We compared four representation families on the IMDB-5000 sentiment dataset using the same 80/20 stratified train/test split and a Logistic Regression classifier on top of each representation. Performance is reported with accuracy, precision, recall, and F1.

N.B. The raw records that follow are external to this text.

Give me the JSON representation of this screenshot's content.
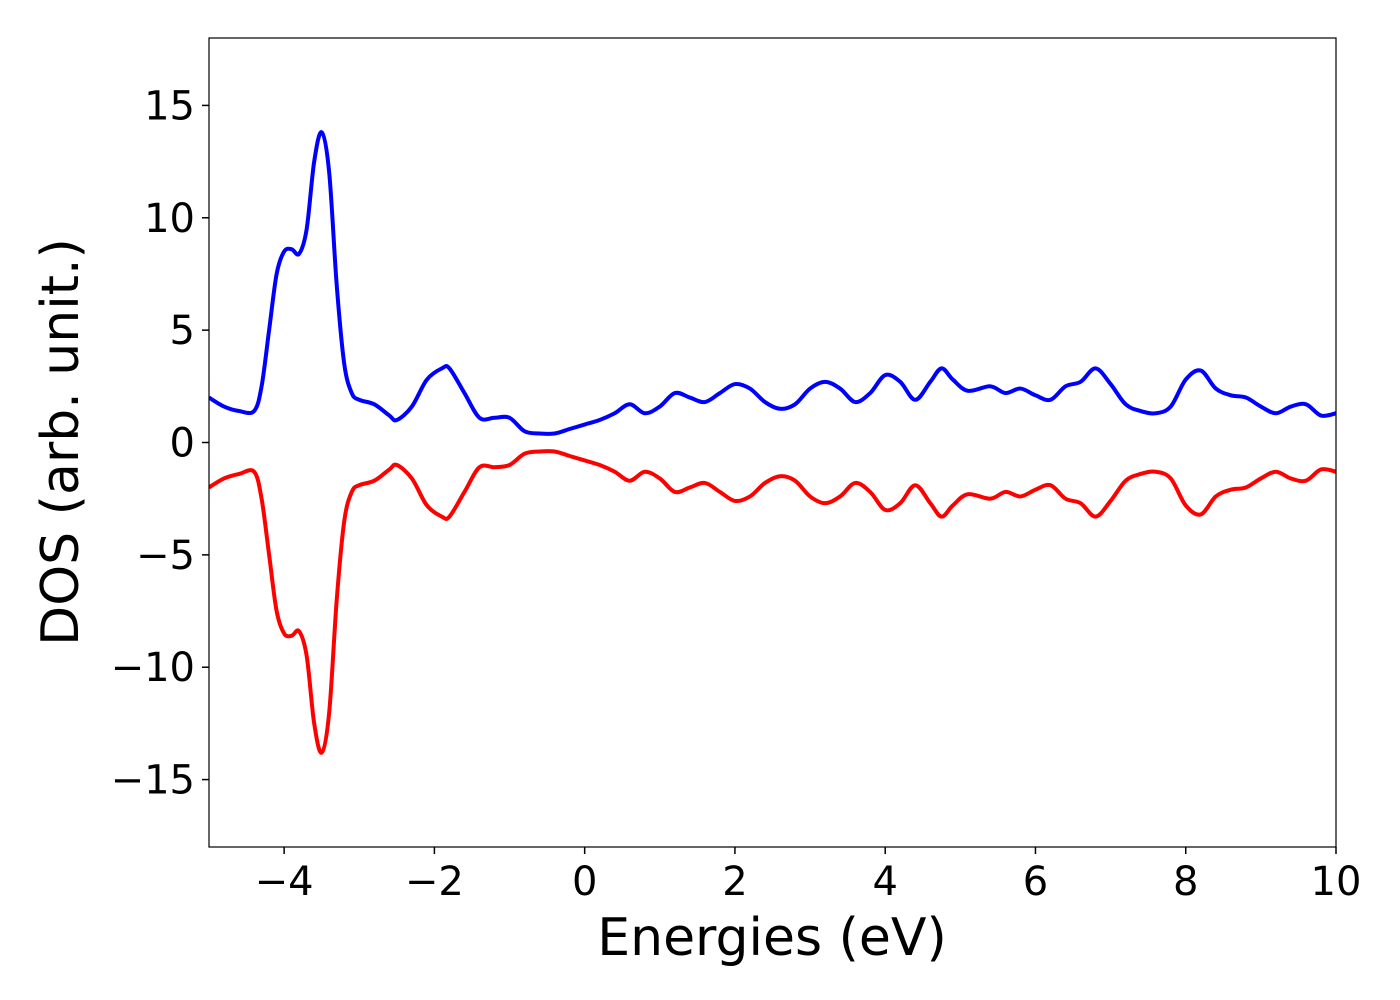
{
  "chart_data": {
    "type": "line",
    "x_label": "Energies (eV)",
    "y_label": "DOS (arb. unit.)",
    "x": [
      -5,
      -4.8,
      -4.6,
      -4.4,
      -4.3,
      -4.2,
      -4.1,
      -4.0,
      -3.9,
      -3.8,
      -3.7,
      -3.6,
      -3.5,
      -3.4,
      -3.3,
      -3.2,
      -3.1,
      -3.0,
      -2.8,
      -2.6,
      -2.5,
      -2.3,
      -2.1,
      -1.9,
      -1.8,
      -1.6,
      -1.4,
      -1.2,
      -1.0,
      -0.8,
      -0.6,
      -0.4,
      -0.2,
      0,
      0.2,
      0.4,
      0.6,
      0.8,
      1.0,
      1.2,
      1.4,
      1.6,
      1.8,
      2.0,
      2.2,
      2.4,
      2.6,
      2.8,
      3.0,
      3.2,
      3.4,
      3.6,
      3.8,
      4.0,
      4.2,
      4.4,
      4.6,
      4.75,
      4.9,
      5.1,
      5.4,
      5.6,
      5.8,
      6.0,
      6.2,
      6.4,
      6.6,
      6.8,
      7.0,
      7.2,
      7.4,
      7.6,
      7.8,
      8.0,
      8.2,
      8.4,
      8.6,
      8.8,
      9.0,
      9.2,
      9.4,
      9.6,
      9.8,
      10
    ],
    "series": [
      {
        "color": "#0000ff",
        "values": [
          2.0,
          1.6,
          1.4,
          1.4,
          2.5,
          5.0,
          7.5,
          8.5,
          8.6,
          8.4,
          9.5,
          12.5,
          13.8,
          12.0,
          7.0,
          3.5,
          2.2,
          1.9,
          1.7,
          1.2,
          1.0,
          1.6,
          2.8,
          3.3,
          3.3,
          2.2,
          1.1,
          1.1,
          1.1,
          0.5,
          0.4,
          0.4,
          0.6,
          0.8,
          1.0,
          1.3,
          1.7,
          1.3,
          1.6,
          2.2,
          2.0,
          1.8,
          2.2,
          2.6,
          2.4,
          1.8,
          1.5,
          1.7,
          2.4,
          2.7,
          2.4,
          1.8,
          2.2,
          3.0,
          2.7,
          1.9,
          2.7,
          3.3,
          2.8,
          2.3,
          2.5,
          2.2,
          2.4,
          2.1,
          1.9,
          2.5,
          2.7,
          3.3,
          2.6,
          1.7,
          1.4,
          1.3,
          1.6,
          2.8,
          3.2,
          2.4,
          2.1,
          2.0,
          1.6,
          1.3,
          1.6,
          1.7,
          1.2,
          1.3
        ]
      },
      {
        "color": "#ff0000",
        "values": [
          -2.0,
          -1.6,
          -1.4,
          -1.3,
          -2.5,
          -5.0,
          -7.5,
          -8.5,
          -8.6,
          -8.4,
          -9.5,
          -12.5,
          -13.8,
          -12.0,
          -7.0,
          -3.5,
          -2.2,
          -1.9,
          -1.7,
          -1.2,
          -1.0,
          -1.6,
          -2.8,
          -3.3,
          -3.3,
          -2.2,
          -1.1,
          -1.1,
          -1.0,
          -0.5,
          -0.4,
          -0.4,
          -0.6,
          -0.8,
          -1.0,
          -1.3,
          -1.7,
          -1.3,
          -1.6,
          -2.2,
          -2.0,
          -1.8,
          -2.2,
          -2.6,
          -2.4,
          -1.8,
          -1.5,
          -1.7,
          -2.4,
          -2.7,
          -2.4,
          -1.8,
          -2.2,
          -3.0,
          -2.7,
          -1.9,
          -2.7,
          -3.3,
          -2.8,
          -2.3,
          -2.5,
          -2.2,
          -2.4,
          -2.1,
          -1.9,
          -2.5,
          -2.7,
          -3.3,
          -2.6,
          -1.7,
          -1.4,
          -1.3,
          -1.6,
          -2.8,
          -3.2,
          -2.4,
          -2.1,
          -2.0,
          -1.6,
          -1.3,
          -1.6,
          -1.7,
          -1.2,
          -1.3
        ]
      }
    ],
    "xlim": [
      -5,
      10
    ],
    "xticks": [
      {
        "value": -4,
        "label": "−4"
      },
      {
        "value": -2,
        "label": "−2"
      },
      0,
      2,
      4,
      6,
      8,
      10
    ],
    "ylim": [
      -18,
      18
    ],
    "yticks": [
      {
        "value": -15,
        "label": "−15"
      },
      {
        "value": -10,
        "label": "−10"
      },
      {
        "value": -5,
        "label": "−5"
      },
      0,
      5,
      10,
      15
    ],
    "grid": false
  }
}
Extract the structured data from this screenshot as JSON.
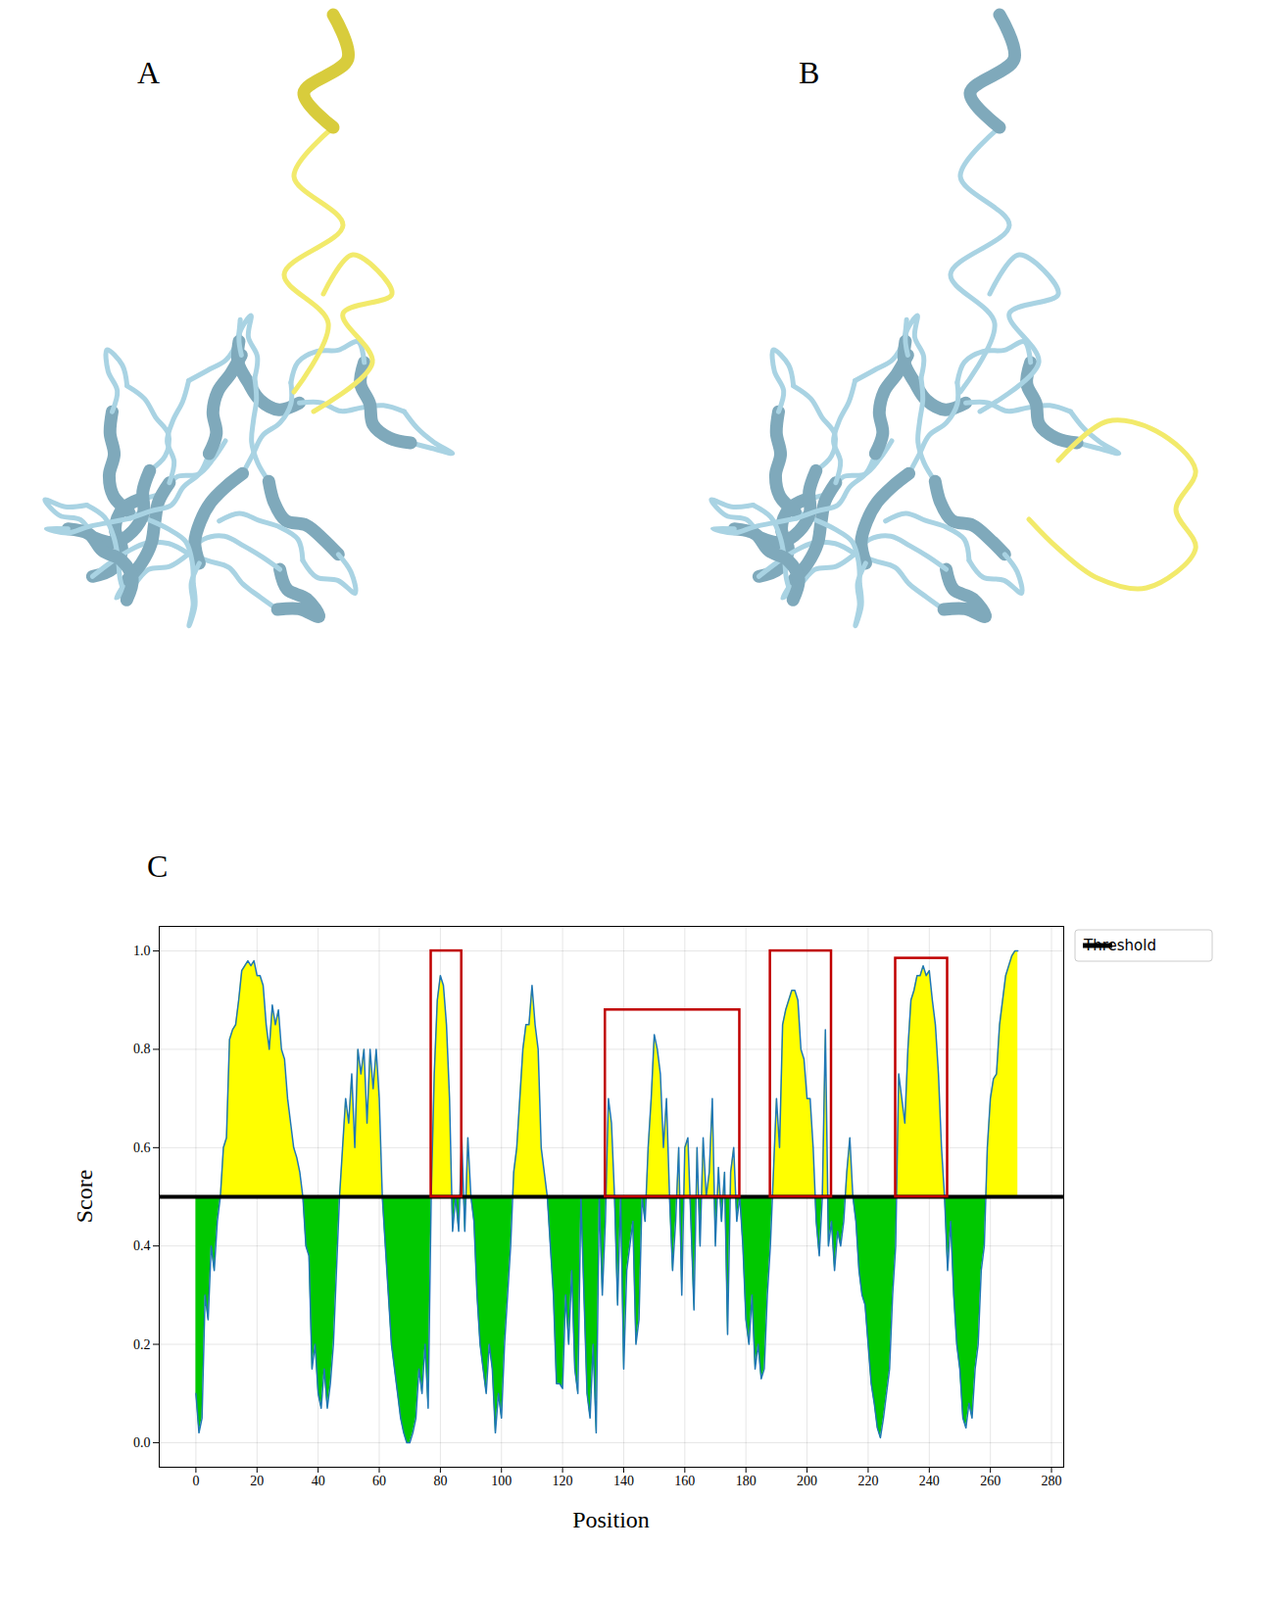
{
  "panel_labels": [
    "A",
    "B",
    "C"
  ],
  "chart_data": {
    "type": "area",
    "x_label": "Position",
    "y_label": "Score",
    "x": [
      0,
      1,
      2,
      3,
      4,
      5,
      6,
      7,
      8,
      9,
      10,
      11,
      12,
      13,
      14,
      15,
      16,
      17,
      18,
      19,
      20,
      21,
      22,
      23,
      24,
      25,
      26,
      27,
      28,
      29,
      30,
      31,
      32,
      33,
      34,
      35,
      36,
      37,
      38,
      39,
      40,
      41,
      42,
      43,
      44,
      45,
      46,
      47,
      48,
      49,
      50,
      51,
      52,
      53,
      54,
      55,
      56,
      57,
      58,
      59,
      60,
      61,
      62,
      63,
      64,
      65,
      66,
      67,
      68,
      69,
      70,
      71,
      72,
      73,
      74,
      75,
      76,
      77,
      78,
      79,
      80,
      81,
      82,
      83,
      84,
      85,
      86,
      87,
      88,
      89,
      90,
      91,
      92,
      93,
      94,
      95,
      96,
      97,
      98,
      99,
      100,
      101,
      102,
      103,
      104,
      105,
      106,
      107,
      108,
      109,
      110,
      111,
      112,
      113,
      114,
      115,
      116,
      117,
      118,
      119,
      120,
      121,
      122,
      123,
      124,
      125,
      126,
      127,
      128,
      129,
      130,
      131,
      132,
      133,
      134,
      135,
      136,
      137,
      138,
      139,
      140,
      141,
      142,
      143,
      144,
      145,
      146,
      147,
      148,
      149,
      150,
      151,
      152,
      153,
      154,
      155,
      156,
      157,
      158,
      159,
      160,
      161,
      162,
      163,
      164,
      165,
      166,
      167,
      168,
      169,
      170,
      171,
      172,
      173,
      174,
      175,
      176,
      177,
      178,
      179,
      180,
      181,
      182,
      183,
      184,
      185,
      186,
      187,
      188,
      189,
      190,
      191,
      192,
      193,
      194,
      195,
      196,
      197,
      198,
      199,
      200,
      201,
      202,
      203,
      204,
      205,
      206,
      207,
      208,
      209,
      210,
      211,
      212,
      213,
      214,
      215,
      216,
      217,
      218,
      219,
      220,
      221,
      222,
      223,
      224,
      225,
      226,
      227,
      228,
      229,
      230,
      231,
      232,
      233,
      234,
      235,
      236,
      237,
      238,
      239,
      240,
      241,
      242,
      243,
      244,
      245,
      246,
      247,
      248,
      249,
      250,
      251,
      252,
      253,
      254,
      255,
      256,
      257,
      258,
      259,
      260,
      261,
      262,
      263,
      264,
      265,
      266,
      267,
      268,
      269
    ],
    "values": [
      0.1,
      0.02,
      0.05,
      0.3,
      0.25,
      0.4,
      0.35,
      0.45,
      0.5,
      0.6,
      0.62,
      0.82,
      0.84,
      0.85,
      0.9,
      0.96,
      0.97,
      0.98,
      0.97,
      0.98,
      0.95,
      0.95,
      0.93,
      0.85,
      0.8,
      0.89,
      0.85,
      0.88,
      0.8,
      0.78,
      0.7,
      0.65,
      0.6,
      0.58,
      0.55,
      0.5,
      0.4,
      0.38,
      0.15,
      0.2,
      0.1,
      0.07,
      0.15,
      0.07,
      0.12,
      0.2,
      0.35,
      0.5,
      0.6,
      0.7,
      0.65,
      0.75,
      0.6,
      0.8,
      0.75,
      0.8,
      0.65,
      0.8,
      0.72,
      0.8,
      0.7,
      0.5,
      0.4,
      0.3,
      0.2,
      0.15,
      0.1,
      0.05,
      0.02,
      0.0,
      0.0,
      0.02,
      0.05,
      0.15,
      0.1,
      0.2,
      0.07,
      0.5,
      0.75,
      0.9,
      0.95,
      0.93,
      0.85,
      0.7,
      0.43,
      0.5,
      0.43,
      0.62,
      0.43,
      0.62,
      0.5,
      0.45,
      0.3,
      0.2,
      0.15,
      0.1,
      0.2,
      0.15,
      0.02,
      0.1,
      0.05,
      0.2,
      0.3,
      0.4,
      0.55,
      0.6,
      0.7,
      0.8,
      0.85,
      0.85,
      0.93,
      0.85,
      0.8,
      0.6,
      0.55,
      0.5,
      0.4,
      0.3,
      0.12,
      0.12,
      0.11,
      0.3,
      0.2,
      0.35,
      0.15,
      0.1,
      0.5,
      0.3,
      0.1,
      0.05,
      0.2,
      0.02,
      0.5,
      0.3,
      0.45,
      0.7,
      0.65,
      0.5,
      0.28,
      0.5,
      0.15,
      0.35,
      0.4,
      0.45,
      0.2,
      0.25,
      0.5,
      0.45,
      0.6,
      0.7,
      0.83,
      0.8,
      0.75,
      0.6,
      0.7,
      0.5,
      0.35,
      0.45,
      0.6,
      0.3,
      0.6,
      0.62,
      0.45,
      0.27,
      0.6,
      0.4,
      0.62,
      0.5,
      0.55,
      0.7,
      0.4,
      0.56,
      0.45,
      0.55,
      0.22,
      0.55,
      0.6,
      0.45,
      0.5,
      0.4,
      0.25,
      0.2,
      0.3,
      0.15,
      0.2,
      0.13,
      0.15,
      0.3,
      0.4,
      0.55,
      0.7,
      0.6,
      0.85,
      0.88,
      0.9,
      0.92,
      0.92,
      0.9,
      0.8,
      0.78,
      0.7,
      0.7,
      0.6,
      0.45,
      0.38,
      0.5,
      0.84,
      0.4,
      0.45,
      0.35,
      0.43,
      0.4,
      0.45,
      0.55,
      0.62,
      0.5,
      0.45,
      0.35,
      0.3,
      0.28,
      0.2,
      0.12,
      0.08,
      0.03,
      0.01,
      0.05,
      0.1,
      0.15,
      0.3,
      0.4,
      0.75,
      0.7,
      0.65,
      0.8,
      0.9,
      0.92,
      0.95,
      0.95,
      0.97,
      0.95,
      0.96,
      0.9,
      0.85,
      0.75,
      0.6,
      0.5,
      0.35,
      0.45,
      0.3,
      0.2,
      0.15,
      0.05,
      0.03,
      0.08,
      0.05,
      0.15,
      0.2,
      0.35,
      0.4,
      0.6,
      0.7,
      0.74,
      0.75,
      0.85,
      0.9,
      0.95,
      0.97,
      0.99,
      1.0,
      1.0
    ],
    "color": "#1f77b4",
    "colors": [
      "#ffff00",
      "#00c800"
    ],
    "threshold": {
      "name": "Threshold",
      "value": 0.5,
      "color": "#000000"
    },
    "boxes": [
      {
        "x1": 77,
        "x2": 87,
        "y1": 0.5,
        "y2": 1.0
      },
      {
        "x1": 134,
        "x2": 178,
        "y1": 0.5,
        "y2": 0.88
      },
      {
        "x1": 188,
        "x2": 208,
        "y1": 0.5,
        "y2": 1.0
      },
      {
        "x1": 229,
        "x2": 246,
        "y1": 0.5,
        "y2": 0.985
      }
    ],
    "xlim": [
      -12,
      284
    ],
    "xticks": [
      0,
      20,
      40,
      60,
      80,
      100,
      120,
      140,
      160,
      180,
      200,
      220,
      240,
      260,
      280
    ],
    "ylim": [
      -0.05,
      1.05
    ],
    "yticks": [
      {
        "value": 0,
        "label": "0.0"
      },
      0.2,
      0.4,
      0.6,
      0.8,
      {
        "value": 1,
        "label": "1.0"
      }
    ],
    "grid": true,
    "legend": "right"
  }
}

### TF–IDF baselines (sparse bag-of-ngrams)
TF–IDF with unigrams and bigrams produced similar performance (F1 ≈ 0.860–0.861). Adding bigrams gave only a marginal improvement over unigrams in this run.

### TF–IDF + SVD (LSA)
Applying TruncatedSVD to the TF–IDF matrix (LSA) did not improve results relative to the best TF–IDF baseline. SVD100 degraded performance (F1 ≈ 0.829), while SVD200–SVD300 recovered close to the baseline (F1 ≈ 0.850–0.860), but still did not exceed TF–IDF without dimensionality reduction.

### Averaged pretrained word embeddings (dense, static)
Document vectors formed by averaging pretrained word vectors performed worse than TF–IDF. Word2Vec averaging reached F1 ≈ 0.841, and GloVe averaging reached F1 ≈ 0.821. This is consistent with the limitation of simple averaging: it discards word order and can dilute sentiment-bearing phrases.

### OpenAI document embeddings (dense, contextual)
OpenAI embeddings substantially outperformed all other approaches. `text-embedding-3-small` achieved the best overall result (accuracy ≈ 0.939, F1 ≈ 0.940). The older `text-embedding-ada-002` was slightly weaker (accuracy ≈ 0.925, F1 ≈ 0.927). These embeddings likely capture higher-level semantic and sentiment cues beyond surface n-gram statistics.

### Overall ranking (by F1 in this run)
1. OpenAI `text-embedding-3-small` + LR (F1 ≈ 0.940)
2. OpenAI `text-embedding-ada-002` + LR (F1 ≈ 0.927)
3. TF–IDF (1,2) + LR / TF–IDF + SVD300 + LR (F1 ≈ 0.860–0.861)
4. Word2Vec average + LR (F1 ≈ 0.841)
5. GloVe average + LR (F1 ≈ 0.821)

## Implementation notes

OpenAI embeddings were computed in batches and cached to disk to avoid repeated API calls. Word2Vec and GloVe document embeddings were constructed by averaging in-vocabulary word vectors for each review and then training a classifier on these dense document vectors.